As Ms B was taking a combination of different immediate release opioids and preferred to begin by reducing the morphine liquid (oramorph), so rather than converting the oramorph to more immediate release tablets, it was agreed that she would begin by gradually reducing the amount and frequency of oramorph use, with the supply reducing to 100mls per week for 2 weeks before stopping. This equated to a less than daily10% MED reduction in the initial weeks of the taper to build confidence. She was reviewed at intervals of around 6 weeks by the consultant and in the meantime the GP practice followed the agreed plan, prescribing at weekly intervals
Ms B managed to wean off oramorph without any change in pain within 3 weeks and agreed to continue by tapering the morphine tablets. At intervals of 2 weeks, each dose of morphine was reduced by 20mg (5×20 = 100mg daily dose reduction = 12% of the starting MED approx). After 3 months Ms B had reduced to morphine 40mg 5 x daily (200mg / day) and had reduced codeine to 30mg qds , continuing dihydrocodeine 60mg qds (total MED 247mg down from 847mg). Although Ms B’s back pain persistent, she reported no worsening of her pain as a result of the opioid taper. Her mood had improved somewhat and she had organised a holiday with her daughter. The opioid taper was slowed as the daily dose reduced. In the next phase she agreed to reduce each dose by 10mg (50mg / day) at fortnightly intervals for 1 month and then by 10mg / day (10% of the remaining dose – reducing 10mg from 1 dose) at fortnightly intervals. After 6 months, Ms B had successfully stopped her morphine, without any worsening of her pain and reported improved mood. Most importantly she was able to regain her driving license and return to work.
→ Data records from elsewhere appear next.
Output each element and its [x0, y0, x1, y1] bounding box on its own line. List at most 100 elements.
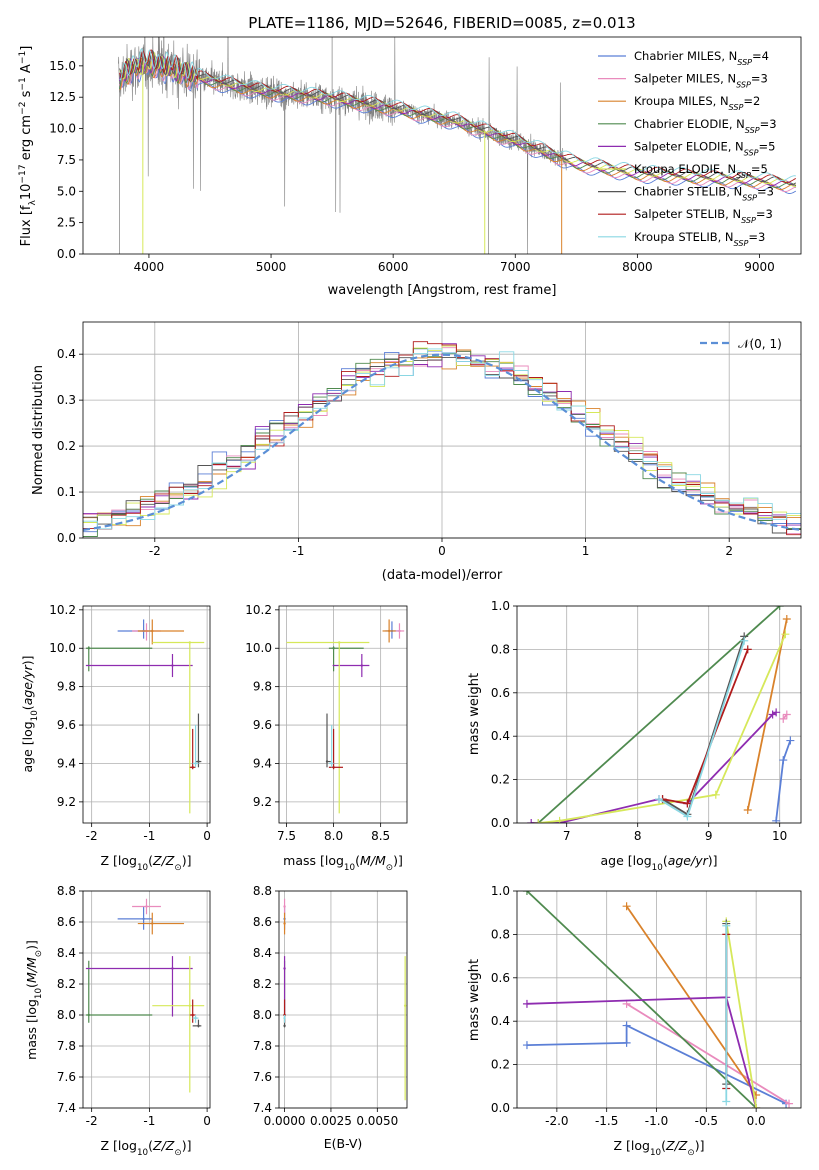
data-point	[87, 1013, 90, 1017]
age-weight-y-label: mass weight	[467, 673, 482, 755]
x-tick-label: 0.0025	[310, 1114, 352, 1128]
plot-area	[283, 898, 407, 1101]
y-tick-label: 10.2	[49, 603, 76, 617]
x-tick-label: 10	[772, 829, 787, 843]
data-point	[283, 967, 286, 970]
x-tick-label: -1	[292, 544, 304, 558]
y-tick-label: 10.0	[49, 122, 76, 136]
y-tick-label: 0.6	[491, 971, 510, 985]
weight-marker	[772, 708, 781, 717]
y-tick-label: 9.2	[253, 795, 272, 809]
weight-line-kroupa-miles	[746, 618, 788, 811]
y-tick-label: 0.0	[57, 531, 76, 545]
y-tick-label: 5.0	[57, 184, 76, 198]
weight-marker	[522, 1041, 531, 1050]
y-tick-label: 8.6	[57, 915, 76, 929]
axes-frame	[516, 890, 802, 1109]
legend-entry: Salpeter ELODIE, NSSP=5	[634, 139, 775, 157]
x-tick-label: 0.0050	[356, 1114, 398, 1128]
y-tick-label: 0.8	[491, 927, 510, 941]
y-tick-label: 15.0	[49, 59, 76, 73]
z-mass-y-label: mass [log10(M/M⊙)]	[24, 940, 44, 1060]
x-tick-label: -1	[143, 829, 155, 843]
normal-curve	[83, 353, 801, 531]
ebv-mass-panel: 0.0000 0.0025 0.0050 7.4 7.6 7.8 8.0 8.2 8.4 8.6 8…	[253, 884, 408, 1128]
y-tick-label: 0.8	[491, 642, 510, 656]
histogram-salpeter-stelib	[83, 341, 801, 536]
legend-entry: Chabrier STELIB, NSSP=3	[634, 185, 774, 203]
weight-marker	[683, 812, 692, 821]
y-tick-label: 8.0	[57, 1008, 76, 1022]
weight-line-salpeter-miles	[626, 1003, 790, 1105]
y-tick-label: 10.0	[245, 641, 272, 655]
y-tick-label: 8.0	[253, 1008, 272, 1022]
mass-age-x-label: mass [log10(M/M⊙)]	[283, 853, 403, 873]
plot-background	[279, 606, 407, 823]
weight-line-kroupa-miles	[625, 905, 757, 1096]
data-point	[188, 641, 191, 644]
y-tick-label: 10.2	[245, 603, 272, 617]
data-point	[171, 664, 174, 667]
data-point	[191, 766, 194, 769]
y-tick-label: 8.4	[57, 946, 76, 960]
y-tick-label: 8.8	[57, 884, 76, 898]
y-tick-label: 7.4	[57, 1101, 76, 1115]
y-tick-label: 7.8	[57, 1039, 76, 1053]
y-tick-label: 9.4	[253, 756, 272, 770]
plot-area	[118, 37, 797, 254]
x-tick-label: 8.0	[324, 829, 343, 843]
y-tick-label: 0.1	[57, 485, 76, 499]
plot-area	[522, 891, 794, 1108]
y-tick-label: 9.6	[253, 718, 272, 732]
y-tick-label: 7.6	[253, 1070, 272, 1084]
y-tick-label: 0.0	[491, 1101, 510, 1115]
spectrum-y-label: Flux [fλ10−17 erg cm−2 s−1 A−1]	[18, 46, 38, 247]
x-tick-label: 0.0000	[264, 1114, 306, 1128]
weight-marker	[785, 1099, 794, 1108]
x-tick-label: 9000	[744, 260, 775, 274]
legend-entry: Salpeter STELIB, NSSP=3	[634, 207, 773, 225]
legend-entry: Kroupa ELODIE, NSSP=5	[634, 162, 768, 180]
x-tick-label: 0	[203, 1114, 211, 1128]
weight-marker	[711, 790, 720, 799]
weight-line-kroupa-elodie	[538, 633, 787, 823]
data-point	[87, 647, 90, 650]
x-tick-label: 0	[203, 829, 211, 843]
data-point	[142, 917, 145, 921]
y-tick-label: 0.4	[491, 729, 510, 743]
weight-marker	[722, 921, 731, 930]
x-tick-label: 7000	[500, 260, 531, 274]
data-point	[197, 760, 200, 763]
weight-marker	[555, 816, 564, 823]
weight-marker	[752, 1104, 761, 1108]
age-weight-panel: 7 8 9 10 0.0 0.2 0.4 0.6 0.8 1.0	[491, 599, 802, 843]
data-point	[145, 905, 148, 908]
y-tick-label: 0.2	[57, 439, 76, 453]
weight-marker	[772, 816, 781, 823]
y-tick-label: 9.4	[57, 756, 76, 770]
data-point	[151, 922, 154, 925]
model-line-chabrier-stelib	[119, 49, 797, 186]
x-tick-label: -2	[86, 1114, 98, 1128]
weight-marker	[622, 1038, 631, 1047]
plot-area	[85, 898, 205, 1093]
z-mass-x-label: Z [log10(Z/Z⊙)]	[101, 1138, 192, 1158]
weight-marker	[534, 819, 543, 823]
weight-marker	[527, 819, 536, 823]
histogram-x-label: (data-model)/error	[382, 568, 503, 583]
x-tick-label: 9	[705, 829, 713, 843]
chart-title: PLATE=1186, MJD=52646, FIBERID=0085, z=0…	[248, 14, 635, 32]
x-tick-label: -1	[143, 1114, 155, 1128]
x-tick-label: 0	[438, 544, 446, 558]
data-point	[171, 967, 174, 970]
x-tick-label: -0.5	[695, 1114, 718, 1128]
model-line-salpeter-elodie	[119, 55, 797, 188]
histogram-y-label: Normed distribution	[31, 365, 46, 495]
y-tick-label: 7.4	[253, 1101, 272, 1115]
plot-background	[279, 891, 407, 1108]
data-point	[197, 1024, 200, 1028]
y-tick-label: 8.6	[253, 915, 272, 929]
weight-marker	[782, 710, 791, 719]
weight-marker	[683, 799, 692, 808]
Whether a patient is prescribed co-codamol 8/500 or takes huge doses of morphine, the principles are the same. You need to find out what might motivate your patient to try reducing opioids (for Ms B a desire to return to work) and what is holding them back (for Ms B, fear of withdrawal symptoms and worse pain).
The very high morphine dose in this case may seem extreme but it is based on a real patient. Patients like these are often the ones that come to mind when thinking about reducing prescribed opioids however patients on very high doses are a minority. Whilst they can be extremely challenging, high dose alone does not necessarily mean success is less likely and the potential benefits are greater.
Patients on high dose opioids are more likely to be suspected of opioid misuse. Building trust with these patients is important, and the first step is for them to feel believed. Ms B’s story was accepted at face value. The important thing was that she agreed to an opioid taper and, with appropriate safeguards in place at the practice through weekly prescribing, there was no need to ask further questions relating to the possibility of diversion. On the contrary, this most likely would have adversely affected the clinician patient relationship and quite possibly the clinical outcome.